Sulla base di tali argomentazioni la Corte ha ritenuto di concludere per la qualificazione delle attività dell'associazione come prestazioni di servizi effettuate a titolo oneroso, carattere non influenzato né, come visto, dalla circostanza che il finanziamento delle prestazioni di servizi di formazione provenga da un organismo quale la CFLA che ha a sua volta ricevuto le somme dal FESR, né tantomeno dal fatto che la retribuzione pagata dai destinatari dei servizi di formazione non copra integralmente i costi dell'associazione, dal momento che, come detto, un'operazione, anche se realizzata a un prezzo inferiore al prezzo di costo, può essere qualificata come operazione effettuata a titolo oneroso ai fini IVA.

Osservazioni

Da ultimo, circa il primo motivo di rinvio, è stato chiesto alla Corte se l'art. 9, par. 1, della direttiva IVA sia compatibile con una lettura che considera come soggetto passivo che esercita un'attività economica un'associazione senza scopo di lucro le cui attività siano dirette ad attuare programmi di aiuti di Stato finanziati dai fondi UE.

Al riguardo, dai numerosi precedenti della Corte emerge un'interpretazione molto ampia della “nozione di attività economica”, che viene valorizzata per il suo “carattere oggettivo …, nel senso che l'attività viene considerata di per sé stessa, indipendentemente dai suoi scopi o dai suoi risultati” (rich. C‑612/21, p. 33 e C‑616/21, p. 41).

Ciò ha consentito alla Corte di ricondurre nell'alveo dell'articolo 9 citato le prestazioni di servizi rese dall'associazione, risultando del tutto irrilevante che, in ragione della forma sociale scelta (associazione senza scopo di lucro), una persona giuridica possa esercitare solo in via accessoria un'attività economica di natura professionale che produce un reddito, e che le attività siano state finanziate in maniera considerevole da aiuti unionali, risultando la nozione di attività economica indipendente “dalla modalità di finanziamento scelta dall'operatore interessato, anche quando si tratta di sovvenzioni pubbliche” (v. C‑263/15, p. 38).
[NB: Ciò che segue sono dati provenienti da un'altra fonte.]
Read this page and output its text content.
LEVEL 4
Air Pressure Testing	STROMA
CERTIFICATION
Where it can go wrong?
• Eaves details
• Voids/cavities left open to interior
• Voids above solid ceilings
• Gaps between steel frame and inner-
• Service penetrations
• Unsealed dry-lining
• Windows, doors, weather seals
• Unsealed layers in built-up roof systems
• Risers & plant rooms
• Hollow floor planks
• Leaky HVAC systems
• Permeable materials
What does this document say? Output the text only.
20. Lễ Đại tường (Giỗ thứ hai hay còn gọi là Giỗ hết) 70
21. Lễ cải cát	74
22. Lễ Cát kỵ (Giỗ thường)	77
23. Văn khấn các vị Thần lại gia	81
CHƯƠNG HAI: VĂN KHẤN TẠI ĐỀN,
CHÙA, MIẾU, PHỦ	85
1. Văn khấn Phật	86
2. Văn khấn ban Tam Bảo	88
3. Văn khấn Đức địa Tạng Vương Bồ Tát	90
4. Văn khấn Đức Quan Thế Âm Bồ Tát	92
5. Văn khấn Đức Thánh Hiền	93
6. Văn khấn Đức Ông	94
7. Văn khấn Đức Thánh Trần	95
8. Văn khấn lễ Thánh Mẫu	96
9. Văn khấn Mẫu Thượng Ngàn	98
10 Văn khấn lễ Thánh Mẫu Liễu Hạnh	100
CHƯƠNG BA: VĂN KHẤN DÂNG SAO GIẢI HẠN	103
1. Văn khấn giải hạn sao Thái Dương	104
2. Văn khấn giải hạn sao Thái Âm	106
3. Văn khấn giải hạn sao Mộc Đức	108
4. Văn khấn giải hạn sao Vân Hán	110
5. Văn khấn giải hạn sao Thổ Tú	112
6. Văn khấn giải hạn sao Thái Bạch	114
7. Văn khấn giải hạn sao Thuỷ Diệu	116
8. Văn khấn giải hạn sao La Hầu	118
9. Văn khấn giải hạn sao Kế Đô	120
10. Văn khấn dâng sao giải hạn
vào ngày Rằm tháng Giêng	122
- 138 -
Ciò anche quando, come nel caso odierno, sia appurato che l'associazione, nell'individuare il prezzo dei servizi resi, “miri unicamente a coprire le proprie spese di funzionamento al fine di raggiungere l'equilibrio finanziario” e non già alla redditività dell'attività come ogni altro soggetto economico, dovendo appunto considerare “soggetto passivo chiunque esercita, in modo indipendente ed in qualsiasi luogo, un'attività economica, indipendentemente dallo scopo o dai risultati di detta attività” (art. 9, par. 1, direttiva IVA), rimanendo nondimeno un soggetto passivo anche qualora operi in perdita sistematica.

Tali conclusioni si considerano altresì coerenti con quelle raggiunte dalla Corte da ultimo in C-341/22, su rinvio italiano, in cui è stata dichiarata l'incompatibilità alla direttiva della presunzione relativa di cui all'art. 30, L. 724/1994 sulle società di comodo (perché basata solo sulla valutazione del volume di ricavi) e la conseguente illegittimità prevista dalla norma interna del diniego alla detrazione IVA, perché basata su un dato finanziario meramente quantitativo e non già qualitativo, laddove un soggetto passivo IVA deve essere qualificato sulla base di elementi e parametri coerenti alla sola direttiva IVA.